Routinely (and rather lazily) billed a-ha‘s dark stadium-rock album, Memorial Beach is, rather, the sound of a band balancing distinct influences that fracture the recordings into something deliberately pitched far – but not out of reach – from the band’s melodic synth-pop breakthrough.
Listen to ‘Memorial Beach’ here.
“We could let things happen and not be so tense”
a-ha have always been tight on melody, and with a funkier, rockier tension playing out in full view, there’s a satisfying push-and-pull on the ten-track Memorial Beach that’s surprisingly effective. Take Move To Memphis, which first appeared on the 1991 hits compilation Headlines And Deadlines: some of those riffs could have come from Duran Duran’s Nile Rodgers-produced vehicle of 1986, Notorious, while Cold As Stone is a highly efficient fusion of funk, psychedelia and rock, and evidence of the soaring sound a-ha were clearly focused on. Meanwhile, Angel In The Snow is a warm, soft-focus ramble towards West Coast chillout – and that’s just three of the album’s first four tracks. This is nothing if not diverse.
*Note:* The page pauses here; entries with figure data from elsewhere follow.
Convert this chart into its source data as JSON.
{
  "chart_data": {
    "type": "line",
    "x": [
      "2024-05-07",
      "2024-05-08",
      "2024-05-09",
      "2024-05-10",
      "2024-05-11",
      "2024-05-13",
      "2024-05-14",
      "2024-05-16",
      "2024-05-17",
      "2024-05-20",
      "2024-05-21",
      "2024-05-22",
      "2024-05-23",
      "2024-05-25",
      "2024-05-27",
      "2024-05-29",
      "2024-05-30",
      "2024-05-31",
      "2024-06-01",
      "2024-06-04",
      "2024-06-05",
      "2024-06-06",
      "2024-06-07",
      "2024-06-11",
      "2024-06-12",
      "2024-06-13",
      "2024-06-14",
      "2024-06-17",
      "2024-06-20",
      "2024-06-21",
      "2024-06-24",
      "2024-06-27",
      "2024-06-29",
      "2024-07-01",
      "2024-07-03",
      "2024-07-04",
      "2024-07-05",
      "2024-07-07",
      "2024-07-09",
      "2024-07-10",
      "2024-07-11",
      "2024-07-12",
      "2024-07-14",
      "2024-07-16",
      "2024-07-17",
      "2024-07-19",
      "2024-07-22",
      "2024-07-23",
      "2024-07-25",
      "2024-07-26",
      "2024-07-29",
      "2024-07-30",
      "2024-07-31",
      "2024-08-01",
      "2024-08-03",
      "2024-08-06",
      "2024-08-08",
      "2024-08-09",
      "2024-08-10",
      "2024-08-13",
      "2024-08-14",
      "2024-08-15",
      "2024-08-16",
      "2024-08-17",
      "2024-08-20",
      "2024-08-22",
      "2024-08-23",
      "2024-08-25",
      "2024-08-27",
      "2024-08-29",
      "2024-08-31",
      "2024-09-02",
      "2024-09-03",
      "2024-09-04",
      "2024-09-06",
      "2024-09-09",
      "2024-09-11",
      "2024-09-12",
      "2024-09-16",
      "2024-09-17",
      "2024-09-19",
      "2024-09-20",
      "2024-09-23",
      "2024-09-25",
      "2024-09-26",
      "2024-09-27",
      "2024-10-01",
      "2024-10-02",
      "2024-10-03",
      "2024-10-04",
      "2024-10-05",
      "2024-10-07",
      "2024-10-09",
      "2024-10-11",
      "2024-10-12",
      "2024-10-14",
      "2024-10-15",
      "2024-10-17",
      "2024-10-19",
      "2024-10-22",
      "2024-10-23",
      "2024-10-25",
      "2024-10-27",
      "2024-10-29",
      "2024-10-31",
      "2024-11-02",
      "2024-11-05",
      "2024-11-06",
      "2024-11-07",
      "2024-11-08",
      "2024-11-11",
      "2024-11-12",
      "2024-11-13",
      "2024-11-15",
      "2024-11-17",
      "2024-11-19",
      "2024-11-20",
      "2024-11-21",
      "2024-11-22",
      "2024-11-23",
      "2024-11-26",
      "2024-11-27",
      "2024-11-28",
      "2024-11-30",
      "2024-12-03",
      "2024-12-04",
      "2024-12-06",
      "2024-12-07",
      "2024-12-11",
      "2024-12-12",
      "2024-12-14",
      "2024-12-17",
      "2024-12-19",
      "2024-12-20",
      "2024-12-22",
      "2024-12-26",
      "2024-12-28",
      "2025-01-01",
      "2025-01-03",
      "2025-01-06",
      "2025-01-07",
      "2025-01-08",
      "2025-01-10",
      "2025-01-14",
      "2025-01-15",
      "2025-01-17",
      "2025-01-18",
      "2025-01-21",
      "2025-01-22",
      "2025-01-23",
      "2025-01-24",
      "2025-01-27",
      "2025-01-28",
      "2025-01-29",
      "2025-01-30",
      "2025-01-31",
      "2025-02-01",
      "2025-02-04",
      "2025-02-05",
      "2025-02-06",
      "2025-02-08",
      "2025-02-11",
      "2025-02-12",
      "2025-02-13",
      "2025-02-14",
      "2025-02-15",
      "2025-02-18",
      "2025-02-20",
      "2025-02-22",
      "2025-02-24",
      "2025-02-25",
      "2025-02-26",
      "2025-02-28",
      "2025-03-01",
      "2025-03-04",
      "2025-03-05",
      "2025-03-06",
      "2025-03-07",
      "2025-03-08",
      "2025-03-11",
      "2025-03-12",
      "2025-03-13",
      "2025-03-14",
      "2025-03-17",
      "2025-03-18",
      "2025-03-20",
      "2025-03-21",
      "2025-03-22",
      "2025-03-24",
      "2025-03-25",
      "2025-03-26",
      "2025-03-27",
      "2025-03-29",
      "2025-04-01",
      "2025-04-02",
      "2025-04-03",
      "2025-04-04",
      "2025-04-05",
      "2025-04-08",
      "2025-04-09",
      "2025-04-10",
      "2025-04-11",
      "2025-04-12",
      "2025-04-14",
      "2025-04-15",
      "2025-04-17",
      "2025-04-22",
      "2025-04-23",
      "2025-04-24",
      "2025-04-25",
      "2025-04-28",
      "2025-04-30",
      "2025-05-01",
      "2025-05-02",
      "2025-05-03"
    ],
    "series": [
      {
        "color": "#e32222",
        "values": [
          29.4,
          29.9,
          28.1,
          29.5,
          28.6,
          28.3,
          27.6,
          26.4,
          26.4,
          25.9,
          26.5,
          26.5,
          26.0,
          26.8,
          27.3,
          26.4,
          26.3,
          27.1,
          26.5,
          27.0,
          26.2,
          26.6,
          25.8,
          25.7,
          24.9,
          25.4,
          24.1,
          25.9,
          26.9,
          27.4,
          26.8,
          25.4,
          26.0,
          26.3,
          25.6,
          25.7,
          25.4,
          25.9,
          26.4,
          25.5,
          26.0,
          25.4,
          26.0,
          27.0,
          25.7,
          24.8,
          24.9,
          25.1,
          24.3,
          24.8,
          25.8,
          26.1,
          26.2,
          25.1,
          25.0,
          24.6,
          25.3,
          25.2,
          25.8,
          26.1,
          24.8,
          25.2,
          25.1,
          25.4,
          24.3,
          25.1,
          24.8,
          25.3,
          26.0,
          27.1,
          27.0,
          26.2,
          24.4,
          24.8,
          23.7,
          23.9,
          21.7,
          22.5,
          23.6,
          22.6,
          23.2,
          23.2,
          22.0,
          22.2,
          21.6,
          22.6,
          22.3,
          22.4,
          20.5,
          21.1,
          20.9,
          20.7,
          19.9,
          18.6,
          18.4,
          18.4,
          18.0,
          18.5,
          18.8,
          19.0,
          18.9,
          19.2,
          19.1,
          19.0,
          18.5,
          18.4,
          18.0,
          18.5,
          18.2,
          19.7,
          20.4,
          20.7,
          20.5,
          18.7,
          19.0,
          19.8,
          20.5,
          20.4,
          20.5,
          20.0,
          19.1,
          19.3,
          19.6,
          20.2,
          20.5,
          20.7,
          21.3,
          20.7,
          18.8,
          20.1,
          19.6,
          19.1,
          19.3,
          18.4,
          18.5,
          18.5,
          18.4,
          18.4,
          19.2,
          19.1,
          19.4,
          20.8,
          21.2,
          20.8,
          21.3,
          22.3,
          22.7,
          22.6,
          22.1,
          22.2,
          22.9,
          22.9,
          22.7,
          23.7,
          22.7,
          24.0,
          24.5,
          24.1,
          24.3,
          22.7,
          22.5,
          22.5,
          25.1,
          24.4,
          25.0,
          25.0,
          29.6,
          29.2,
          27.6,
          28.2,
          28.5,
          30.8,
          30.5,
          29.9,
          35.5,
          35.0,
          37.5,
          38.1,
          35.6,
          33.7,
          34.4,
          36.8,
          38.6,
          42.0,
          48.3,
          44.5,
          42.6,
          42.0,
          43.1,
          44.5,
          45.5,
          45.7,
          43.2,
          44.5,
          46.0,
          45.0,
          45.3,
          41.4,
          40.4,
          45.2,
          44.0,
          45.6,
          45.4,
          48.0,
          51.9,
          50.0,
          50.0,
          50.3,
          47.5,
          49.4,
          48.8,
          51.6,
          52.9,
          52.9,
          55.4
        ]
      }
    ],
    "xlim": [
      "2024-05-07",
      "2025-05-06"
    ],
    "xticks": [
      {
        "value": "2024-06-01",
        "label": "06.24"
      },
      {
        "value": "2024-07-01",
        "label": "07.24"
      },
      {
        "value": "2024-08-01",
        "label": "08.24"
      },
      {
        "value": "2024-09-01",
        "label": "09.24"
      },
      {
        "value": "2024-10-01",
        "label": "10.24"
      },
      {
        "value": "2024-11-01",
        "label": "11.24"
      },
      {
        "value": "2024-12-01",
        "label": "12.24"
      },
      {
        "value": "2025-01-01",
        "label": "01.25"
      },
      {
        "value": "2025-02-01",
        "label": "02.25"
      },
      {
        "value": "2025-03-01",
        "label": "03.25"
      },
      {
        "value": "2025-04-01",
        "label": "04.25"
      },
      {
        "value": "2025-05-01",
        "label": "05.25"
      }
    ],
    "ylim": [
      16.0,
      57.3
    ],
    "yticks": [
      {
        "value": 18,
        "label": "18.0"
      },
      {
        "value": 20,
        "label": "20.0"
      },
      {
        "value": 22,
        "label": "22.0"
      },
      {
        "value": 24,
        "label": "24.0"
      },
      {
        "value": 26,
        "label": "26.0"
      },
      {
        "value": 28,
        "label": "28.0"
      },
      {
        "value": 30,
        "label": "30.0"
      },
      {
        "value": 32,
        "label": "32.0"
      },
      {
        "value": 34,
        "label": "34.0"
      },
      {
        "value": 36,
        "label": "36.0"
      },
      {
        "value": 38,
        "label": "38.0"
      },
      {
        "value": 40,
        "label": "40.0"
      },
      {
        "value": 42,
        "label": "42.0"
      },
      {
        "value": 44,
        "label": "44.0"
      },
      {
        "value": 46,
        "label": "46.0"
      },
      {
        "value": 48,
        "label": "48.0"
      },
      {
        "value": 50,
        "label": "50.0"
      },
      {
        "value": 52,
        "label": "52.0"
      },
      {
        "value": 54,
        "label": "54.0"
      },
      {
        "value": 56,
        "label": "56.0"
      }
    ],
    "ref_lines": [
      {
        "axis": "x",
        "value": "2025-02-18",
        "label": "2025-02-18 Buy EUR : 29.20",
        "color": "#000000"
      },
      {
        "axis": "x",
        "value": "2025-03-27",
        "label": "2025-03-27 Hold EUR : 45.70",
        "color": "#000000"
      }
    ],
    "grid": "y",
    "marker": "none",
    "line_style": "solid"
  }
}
Eight of Memorial Beach’s songs had been partly finished, and the final two demoed, in a-ha’s Norway homeland before the trio headed across the Atlantic to start formal recording sessions at Prince’s legendary Paisley Park Studios under the direction of David Rivkin (aka David Z, who had more recently hit big with Fine Young Cannibals’ She Drives Me Crazy, after earlier success engineering records with Prince). The group were determined to work with a producer who would tease a different approach from their compositions, and this was largely achieved by the band recording the songs live, with Rivkin focusing on the rhythmic structures that shaped them. “He would get cool sounds out of tiny plastic amps and toy keyboards,” recalled Paul Waaktaar-Savoy. “He was responsive to what we were doing. It made us realise we could let things happen and not be so tense about things.”